- The paper models collaborative spectrum sensing in cognitive radio networks as a non-transferable utility coalitional game and proposes a distributed algorithm for secondary users to form coalitions autonomously.
- A key result shows the proposed distributed algorithm reduces the average missing probability per secondary user by up to 86.6% compared to non-cooperative sensing, while maintaining a prescribed false alarm rate.
- Analysis reveals that the size of the self-forming coalitions is explicitly bounded by a derived upper limit, ensuring the benefits of distributed sensing are maintained without excessive false alarms.
Coalitional Games for Distributed Collaborative Spectrum Sensing in Cognitive Radio Networks: An Overview
This paper presents a comprehensive paper on collaborative spectrum sensing in cognitive radio networks with a focus on distributed coalition formation among secondary users (SUs) utilizing coalitional game theory. The research addresses the trade-off between enhancing the probability of detection for primary users (PUs) and minimizing false alarm probabilities in a distributed setting, a challenge that is pivotal when the goal is to efficiently utilize spectrum holes without centralized control.
Core Contributions
The primary contributions of this paper include modeling collaborative spectrum sensing as a non-transferable utility coalitional game and proposing an autonomous, distributed algorithm for coalition formation among SUs. The game-theoretic approach ensures that SUs can self-organize into coalitions without centralized coordination, thereby overcoming the overhead and complexity often associated with centralized solutions.

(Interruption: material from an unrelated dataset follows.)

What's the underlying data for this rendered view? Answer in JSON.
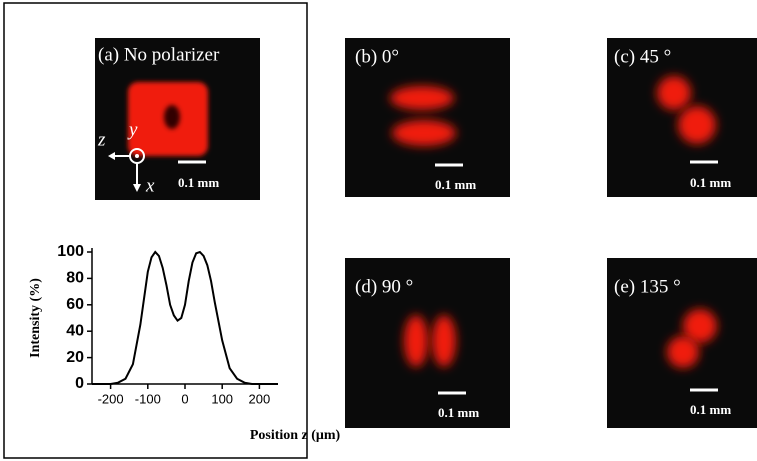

The authors approach this problem by introducing a utility function that considers both the benefit of increased detection probability and the cost incurred by false alarms. The game is shown to not always result in a grand coalition due to the inherent costs associated with increased false alarms, leading to the formation of multiple independent disjoint coalitions.
Key Results and Analysis
A notable outcome from the simulation results is that the proposed algorithm can reduce the average missing probability per SU by up to 86.6% compared to the non-cooperative scenario, maintaining a prescribed level of false alarm probability. This dramatic reduction underscores the potential efficiency gains achievable through distributed cooperation.
Furthermore, the analysis reveals that the size of forming coalitions is explicitly bound by a derived upper limit, Mmax, dependent on the system parameters such as the false alarm constraint and non-cooperative false alarm probability. This ensures that coalitions do not grow excessively large, which would counteract the benefits of distributed sensing through excessive false alarms.
Implications and Future Directions
The introduction of distributed coalition formation algorithms has practical implications in deploying cognitive radio networks, especially when centralized control is not feasible. By enabling SUs to dynamically form and reconfigure coalitions based on local network conditions and requirements, the method augments the flexibility and resilience of cognitive radio operations.
The theoretical framework and algorithms presented set the stage for several future research directions. Potential extensions include adapting the game model to account for more intricate dynamics such as heterogeneous SU capabilities, multi-tier cognitive radio networks, and real-time environment changes in more complex mobility models. Additionally, exploring the trade-offs between computational complexity and the accuracy of coalition formation in large-scale networks could provide deeper insights for practical applications.
Overall, the methodology and results discussed in this paper make a significant contribution to the field of cognitive radio, offering a robust approach for handling the distributed nature of spectrum sensing with minimized false alarm impact. By framing the problem within a coalitional game theory context, the authors advance the understanding of cooperative behavior and its advantages in cognitive radio networks.